Ce manque d'approvisionnement a conduit de nombreux pays à rechercher des solutions de rechange de l'autre côté de la Méditerranée, susceptibles de compenser la coupure du robinet russe. À cet égard, l'Algérie apparaît comme le favori de nombreux gouvernements. Le pays d'Afrique du Nord est le troisième exportateur de gaz naturel vers l'Europe, fournissant 8 % de la part de marché grâce à des gazoducs directs vers l'Italie et la péninsule ibérique. En outre, elle fournit également du gaz naturel liquéfié (GNL) à la France, la Belgique, le Royaume-Uni, la Grèce et la Turquie.

À cet égard, l'Italie a déjà convenu avec l'Algérie d'augmenter ses achats de gaz de 40 % afin de réduire sa dépendance vis-à-vis de la Russie. Cette possibilité de répondre à la demande de gaz du reste de l'Europe dépendra de la capacité du gouvernement algérien à élaborer une stratégie à long terme. Toutefois, la politique à l'égard de la société d'État Sonatrach a toujours été un échec.

PHOTO/ Presidencia argelina vía AP  -   El primer ministro italiano, Mario Draghi, ha asegurado un acuerdo para aumentar las importaciones de gas natural a través de un gasoducto mediterráneo desde Argelia, lo que supone el último impulso de un país de la Unión Europea para reducir la dependencia de la energía rusa tras su invasión de Ucrania

L'ancien président Chadli Bendjedid a tenté d'aller vers une plus grande libéralisation en procédant à des réformes économiques et politiques dès 1988, mais la montée du Front islamique du salut et le déclenchement de la guerre civile algérienne en 1991 ont empêché leur mise en œuvre. En effet, toute tentative de libéralisation de l'économie repose sur l'impossibilité d'impliquer les classes moyennes dans le débat sur la construction d'un secteur privé. L'impact de la réforme dans le secteur de l'énergie sera limité en l'absence d'une réorganisation fondamentale de la structure du pouvoir en Algérie.

Auparavant, le gouvernement d'Abdelaziz Bouteflika n'avait pas non plus été en mesure de s'engager sur la voie de la libéralisation. La stratégie poursuivie par le ministre de l'Énergie Chakib Khelil en 2010, très proche de Dick Cheney, alors vice-président des États-Unis et fondateur de Halliburton, n'a pas permis de libéraliser le secteur économique en raison de l'opposition de plusieurs partis. Ils considèrent que Bouteflika est responsable de la "vente de pétrole aux intérêts américains".

REUTERS/RAMZI BOUDINA  -   El logo de la compañía estatal de energía Sonatrach está en la sede de Argel, Argelia

L'incapacité à libéraliser un secteur qui fournit 97 % des recettes étrangères de l'Algérie et deux tiers de ses recettes budgétaires a des répercussions sur le monopole de Sonatrach.

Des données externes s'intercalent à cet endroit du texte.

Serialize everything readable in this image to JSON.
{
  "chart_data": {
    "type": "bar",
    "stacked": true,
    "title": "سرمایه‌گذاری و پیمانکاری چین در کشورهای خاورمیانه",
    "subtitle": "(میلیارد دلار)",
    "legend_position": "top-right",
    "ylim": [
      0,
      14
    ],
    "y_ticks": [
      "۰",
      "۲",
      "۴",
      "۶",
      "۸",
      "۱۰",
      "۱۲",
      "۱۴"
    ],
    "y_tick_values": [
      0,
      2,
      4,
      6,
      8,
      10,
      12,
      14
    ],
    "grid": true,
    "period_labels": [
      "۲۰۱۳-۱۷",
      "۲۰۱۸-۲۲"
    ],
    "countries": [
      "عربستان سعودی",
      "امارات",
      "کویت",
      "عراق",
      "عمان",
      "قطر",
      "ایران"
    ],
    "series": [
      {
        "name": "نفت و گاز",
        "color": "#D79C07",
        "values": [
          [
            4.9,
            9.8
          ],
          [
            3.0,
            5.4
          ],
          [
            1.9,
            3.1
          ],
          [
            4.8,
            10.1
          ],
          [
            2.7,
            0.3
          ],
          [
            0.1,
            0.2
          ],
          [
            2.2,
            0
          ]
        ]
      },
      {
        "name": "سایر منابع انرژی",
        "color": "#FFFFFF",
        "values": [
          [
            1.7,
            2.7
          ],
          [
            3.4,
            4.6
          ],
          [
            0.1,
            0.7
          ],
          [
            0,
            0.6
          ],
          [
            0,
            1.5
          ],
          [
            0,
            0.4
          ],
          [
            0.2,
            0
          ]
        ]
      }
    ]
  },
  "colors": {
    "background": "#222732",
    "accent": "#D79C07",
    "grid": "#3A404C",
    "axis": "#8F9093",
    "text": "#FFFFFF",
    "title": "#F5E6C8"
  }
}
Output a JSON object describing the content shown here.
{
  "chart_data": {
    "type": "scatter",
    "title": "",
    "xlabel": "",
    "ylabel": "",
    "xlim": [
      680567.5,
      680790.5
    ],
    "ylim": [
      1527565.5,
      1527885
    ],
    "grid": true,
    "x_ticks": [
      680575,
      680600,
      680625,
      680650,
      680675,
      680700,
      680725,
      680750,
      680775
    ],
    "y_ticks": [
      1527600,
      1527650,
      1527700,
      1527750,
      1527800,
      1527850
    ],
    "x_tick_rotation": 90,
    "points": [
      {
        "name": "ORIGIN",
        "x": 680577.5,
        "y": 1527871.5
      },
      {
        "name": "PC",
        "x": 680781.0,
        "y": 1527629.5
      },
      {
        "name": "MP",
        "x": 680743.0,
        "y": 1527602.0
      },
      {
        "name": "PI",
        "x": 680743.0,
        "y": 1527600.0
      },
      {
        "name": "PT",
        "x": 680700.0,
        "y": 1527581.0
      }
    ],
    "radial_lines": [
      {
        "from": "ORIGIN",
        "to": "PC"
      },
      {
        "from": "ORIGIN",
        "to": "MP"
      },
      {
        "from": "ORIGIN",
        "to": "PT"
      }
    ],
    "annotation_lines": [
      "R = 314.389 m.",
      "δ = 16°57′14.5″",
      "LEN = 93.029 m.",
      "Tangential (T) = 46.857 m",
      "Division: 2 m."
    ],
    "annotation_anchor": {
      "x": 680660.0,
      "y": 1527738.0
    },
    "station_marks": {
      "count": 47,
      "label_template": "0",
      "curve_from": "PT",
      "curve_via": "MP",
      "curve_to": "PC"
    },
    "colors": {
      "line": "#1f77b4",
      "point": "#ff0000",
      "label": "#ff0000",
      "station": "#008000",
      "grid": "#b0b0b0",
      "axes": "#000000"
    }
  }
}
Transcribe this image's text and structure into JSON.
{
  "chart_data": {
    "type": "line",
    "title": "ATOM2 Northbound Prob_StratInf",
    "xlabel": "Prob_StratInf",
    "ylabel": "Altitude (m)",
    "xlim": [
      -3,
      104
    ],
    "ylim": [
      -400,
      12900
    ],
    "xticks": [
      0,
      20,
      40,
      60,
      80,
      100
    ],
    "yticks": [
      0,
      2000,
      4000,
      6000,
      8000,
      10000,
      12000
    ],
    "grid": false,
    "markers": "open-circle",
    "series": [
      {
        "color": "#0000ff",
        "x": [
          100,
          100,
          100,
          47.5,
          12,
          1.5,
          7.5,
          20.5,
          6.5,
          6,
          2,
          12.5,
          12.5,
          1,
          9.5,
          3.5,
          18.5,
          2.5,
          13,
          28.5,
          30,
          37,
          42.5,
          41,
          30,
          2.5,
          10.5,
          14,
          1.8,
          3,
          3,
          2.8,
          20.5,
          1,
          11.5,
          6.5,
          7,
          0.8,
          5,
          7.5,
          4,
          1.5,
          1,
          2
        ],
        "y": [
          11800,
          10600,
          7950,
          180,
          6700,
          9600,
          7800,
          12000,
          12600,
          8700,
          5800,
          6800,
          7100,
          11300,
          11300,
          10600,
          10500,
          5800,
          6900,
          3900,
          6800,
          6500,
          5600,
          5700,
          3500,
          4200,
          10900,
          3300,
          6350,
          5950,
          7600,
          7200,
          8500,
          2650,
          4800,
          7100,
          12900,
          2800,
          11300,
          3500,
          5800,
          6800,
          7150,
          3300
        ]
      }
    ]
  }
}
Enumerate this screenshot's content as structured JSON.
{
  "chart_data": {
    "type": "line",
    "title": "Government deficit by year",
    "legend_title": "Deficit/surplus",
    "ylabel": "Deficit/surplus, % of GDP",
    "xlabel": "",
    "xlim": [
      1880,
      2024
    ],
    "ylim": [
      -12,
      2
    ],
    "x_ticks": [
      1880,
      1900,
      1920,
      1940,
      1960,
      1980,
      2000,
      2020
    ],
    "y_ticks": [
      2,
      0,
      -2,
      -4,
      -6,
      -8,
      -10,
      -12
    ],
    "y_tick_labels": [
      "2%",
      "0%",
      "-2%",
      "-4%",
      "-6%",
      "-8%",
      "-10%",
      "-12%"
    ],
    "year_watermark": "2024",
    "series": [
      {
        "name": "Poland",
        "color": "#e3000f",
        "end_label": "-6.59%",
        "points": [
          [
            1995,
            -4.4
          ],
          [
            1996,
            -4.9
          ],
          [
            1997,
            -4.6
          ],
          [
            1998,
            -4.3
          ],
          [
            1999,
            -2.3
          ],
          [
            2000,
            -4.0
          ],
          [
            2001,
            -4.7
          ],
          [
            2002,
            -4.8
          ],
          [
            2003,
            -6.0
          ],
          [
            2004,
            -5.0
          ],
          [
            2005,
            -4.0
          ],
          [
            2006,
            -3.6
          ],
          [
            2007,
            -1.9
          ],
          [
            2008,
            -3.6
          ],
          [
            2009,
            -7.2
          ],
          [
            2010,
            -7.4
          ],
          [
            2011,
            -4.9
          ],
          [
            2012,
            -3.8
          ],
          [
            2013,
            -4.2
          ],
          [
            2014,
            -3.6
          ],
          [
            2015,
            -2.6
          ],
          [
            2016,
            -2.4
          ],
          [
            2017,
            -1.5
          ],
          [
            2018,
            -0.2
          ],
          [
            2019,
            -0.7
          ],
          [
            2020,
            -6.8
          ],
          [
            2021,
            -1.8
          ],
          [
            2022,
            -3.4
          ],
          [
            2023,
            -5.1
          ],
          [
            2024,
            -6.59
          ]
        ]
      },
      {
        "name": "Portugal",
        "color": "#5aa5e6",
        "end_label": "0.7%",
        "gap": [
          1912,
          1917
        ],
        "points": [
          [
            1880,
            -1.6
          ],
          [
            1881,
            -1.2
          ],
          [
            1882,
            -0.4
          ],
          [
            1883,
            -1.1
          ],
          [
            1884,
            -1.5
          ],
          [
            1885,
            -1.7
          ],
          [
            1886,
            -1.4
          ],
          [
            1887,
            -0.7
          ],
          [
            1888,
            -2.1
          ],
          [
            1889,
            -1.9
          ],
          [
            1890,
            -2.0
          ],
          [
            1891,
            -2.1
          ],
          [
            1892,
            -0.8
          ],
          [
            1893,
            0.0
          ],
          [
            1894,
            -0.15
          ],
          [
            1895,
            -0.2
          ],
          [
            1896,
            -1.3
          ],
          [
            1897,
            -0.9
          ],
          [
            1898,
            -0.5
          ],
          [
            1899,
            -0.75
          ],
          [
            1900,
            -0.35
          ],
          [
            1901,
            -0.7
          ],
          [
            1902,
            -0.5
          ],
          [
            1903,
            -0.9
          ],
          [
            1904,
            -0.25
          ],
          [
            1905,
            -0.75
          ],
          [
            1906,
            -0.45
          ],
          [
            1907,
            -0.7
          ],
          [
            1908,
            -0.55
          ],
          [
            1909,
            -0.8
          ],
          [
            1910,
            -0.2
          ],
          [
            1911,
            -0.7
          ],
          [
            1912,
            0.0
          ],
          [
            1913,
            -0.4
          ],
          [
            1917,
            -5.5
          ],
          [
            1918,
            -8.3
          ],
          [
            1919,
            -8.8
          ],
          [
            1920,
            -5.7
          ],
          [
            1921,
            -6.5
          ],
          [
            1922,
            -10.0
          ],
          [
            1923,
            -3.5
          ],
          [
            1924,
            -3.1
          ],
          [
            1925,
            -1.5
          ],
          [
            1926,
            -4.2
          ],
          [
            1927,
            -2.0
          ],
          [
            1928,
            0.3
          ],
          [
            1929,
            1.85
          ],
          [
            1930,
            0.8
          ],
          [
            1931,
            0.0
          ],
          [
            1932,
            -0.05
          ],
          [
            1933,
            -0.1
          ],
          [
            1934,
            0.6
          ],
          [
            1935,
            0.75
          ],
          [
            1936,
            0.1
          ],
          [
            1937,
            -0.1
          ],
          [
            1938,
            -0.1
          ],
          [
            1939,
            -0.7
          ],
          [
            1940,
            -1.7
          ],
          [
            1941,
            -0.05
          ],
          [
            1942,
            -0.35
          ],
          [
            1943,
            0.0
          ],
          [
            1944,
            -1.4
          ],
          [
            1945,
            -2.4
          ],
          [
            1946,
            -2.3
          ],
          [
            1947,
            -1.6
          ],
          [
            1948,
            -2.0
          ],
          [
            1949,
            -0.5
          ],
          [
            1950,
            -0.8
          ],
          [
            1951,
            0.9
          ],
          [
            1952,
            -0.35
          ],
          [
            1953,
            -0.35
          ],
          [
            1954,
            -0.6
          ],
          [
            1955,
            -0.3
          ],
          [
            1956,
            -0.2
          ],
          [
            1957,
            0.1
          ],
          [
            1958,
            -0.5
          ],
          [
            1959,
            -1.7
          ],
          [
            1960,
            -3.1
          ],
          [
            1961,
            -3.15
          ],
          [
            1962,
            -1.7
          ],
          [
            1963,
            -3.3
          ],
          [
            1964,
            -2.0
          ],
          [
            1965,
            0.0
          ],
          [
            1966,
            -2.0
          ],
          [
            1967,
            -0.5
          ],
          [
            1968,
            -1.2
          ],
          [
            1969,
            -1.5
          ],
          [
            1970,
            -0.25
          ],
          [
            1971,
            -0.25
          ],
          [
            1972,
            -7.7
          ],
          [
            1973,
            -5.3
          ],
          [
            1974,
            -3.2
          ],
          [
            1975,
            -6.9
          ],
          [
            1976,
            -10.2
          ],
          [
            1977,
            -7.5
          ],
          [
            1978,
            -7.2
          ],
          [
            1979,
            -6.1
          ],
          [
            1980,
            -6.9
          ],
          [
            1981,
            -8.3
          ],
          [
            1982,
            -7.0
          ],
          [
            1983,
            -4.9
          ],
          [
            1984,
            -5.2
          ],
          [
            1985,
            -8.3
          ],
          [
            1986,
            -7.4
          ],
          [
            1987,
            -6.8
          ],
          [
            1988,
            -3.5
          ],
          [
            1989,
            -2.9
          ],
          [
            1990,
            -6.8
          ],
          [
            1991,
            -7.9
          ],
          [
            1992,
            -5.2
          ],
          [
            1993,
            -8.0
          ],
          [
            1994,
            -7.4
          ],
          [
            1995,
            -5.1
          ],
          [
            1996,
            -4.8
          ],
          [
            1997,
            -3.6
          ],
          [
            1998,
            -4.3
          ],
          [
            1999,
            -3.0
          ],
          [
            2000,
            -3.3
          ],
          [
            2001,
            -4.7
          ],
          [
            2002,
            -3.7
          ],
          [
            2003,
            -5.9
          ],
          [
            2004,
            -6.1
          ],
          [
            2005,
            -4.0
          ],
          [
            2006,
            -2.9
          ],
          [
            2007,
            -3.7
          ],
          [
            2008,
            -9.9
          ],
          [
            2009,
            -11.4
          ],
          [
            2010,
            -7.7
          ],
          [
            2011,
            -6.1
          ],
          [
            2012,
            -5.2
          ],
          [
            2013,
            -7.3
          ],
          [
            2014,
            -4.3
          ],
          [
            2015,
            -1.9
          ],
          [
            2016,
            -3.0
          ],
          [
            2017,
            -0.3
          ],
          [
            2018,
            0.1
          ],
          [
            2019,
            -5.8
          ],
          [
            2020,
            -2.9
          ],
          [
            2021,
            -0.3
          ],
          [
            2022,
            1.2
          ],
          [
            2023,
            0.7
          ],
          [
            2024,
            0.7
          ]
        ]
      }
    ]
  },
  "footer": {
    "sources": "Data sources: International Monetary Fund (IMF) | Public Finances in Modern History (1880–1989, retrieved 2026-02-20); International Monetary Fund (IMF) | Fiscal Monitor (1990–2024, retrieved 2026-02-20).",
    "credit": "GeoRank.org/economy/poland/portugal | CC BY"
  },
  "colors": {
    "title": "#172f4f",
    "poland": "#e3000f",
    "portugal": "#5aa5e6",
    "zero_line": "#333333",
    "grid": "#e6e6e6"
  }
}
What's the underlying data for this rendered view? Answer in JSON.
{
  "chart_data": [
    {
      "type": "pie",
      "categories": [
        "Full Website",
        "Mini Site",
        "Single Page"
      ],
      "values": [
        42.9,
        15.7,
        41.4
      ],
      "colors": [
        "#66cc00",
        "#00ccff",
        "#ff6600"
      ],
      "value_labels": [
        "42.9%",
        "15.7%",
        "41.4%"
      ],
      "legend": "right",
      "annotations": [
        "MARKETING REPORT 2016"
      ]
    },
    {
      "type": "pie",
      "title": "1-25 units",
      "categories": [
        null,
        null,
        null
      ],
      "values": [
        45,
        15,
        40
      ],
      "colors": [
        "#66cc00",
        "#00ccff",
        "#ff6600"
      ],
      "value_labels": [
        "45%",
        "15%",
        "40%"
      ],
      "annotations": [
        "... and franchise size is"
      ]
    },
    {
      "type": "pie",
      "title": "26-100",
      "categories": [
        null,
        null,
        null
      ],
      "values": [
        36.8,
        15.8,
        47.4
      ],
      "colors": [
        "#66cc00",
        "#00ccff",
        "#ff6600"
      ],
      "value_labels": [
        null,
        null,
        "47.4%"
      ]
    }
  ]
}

À cet égard, ses usines de regazéification à l'étranger ont été réduites et ses stratégies de commercialisation de son gaz au niveau international se sont détériorées, le privant des prix élevés actuels.

En outre, le début de la pandémie de COVID-19 a retardé la réaction des entreprises internationales à la loi de libéralisation des investissements étrangers promulguée en décembre 2019. À l'exception de l'initiative de l'agence nationale italienne des hydrocarbures, Eni, qui a signé un nouvel accord de coopération avec Sonatrach, l'initiative algérienne n'a pas suscité un grand intérêt de la part des entreprises internationales. 

PHOTO/SAUDI PRESS  -   El presidente argelino Abdelmadjid Tebboune

Le sort de la politique gazière de l'Algérie n'a pas été le même que celui de pays tels que la Chine, la Corée du Sud et la Turquie, qui ont réussi économiquement à permettre aux grandes entreprises de s'intégrer au marché mondial. 

En ce sens, de nombreux économistes ont reproché aux élites dirigeantes algériennes de ne pas avoir su faire le saut vers la libéralisation et la nouvelle augmentation des contrats gaziers algériens. Ces experts estiment que "l'Algérie ne peut s'en prendre qu'à elle-même si elle ne parvient pas à relever le défi historique et rate l'occasion unique de renforcer sa coopération avec l'Europe dans le domaine de l'énergie et de l'industrie".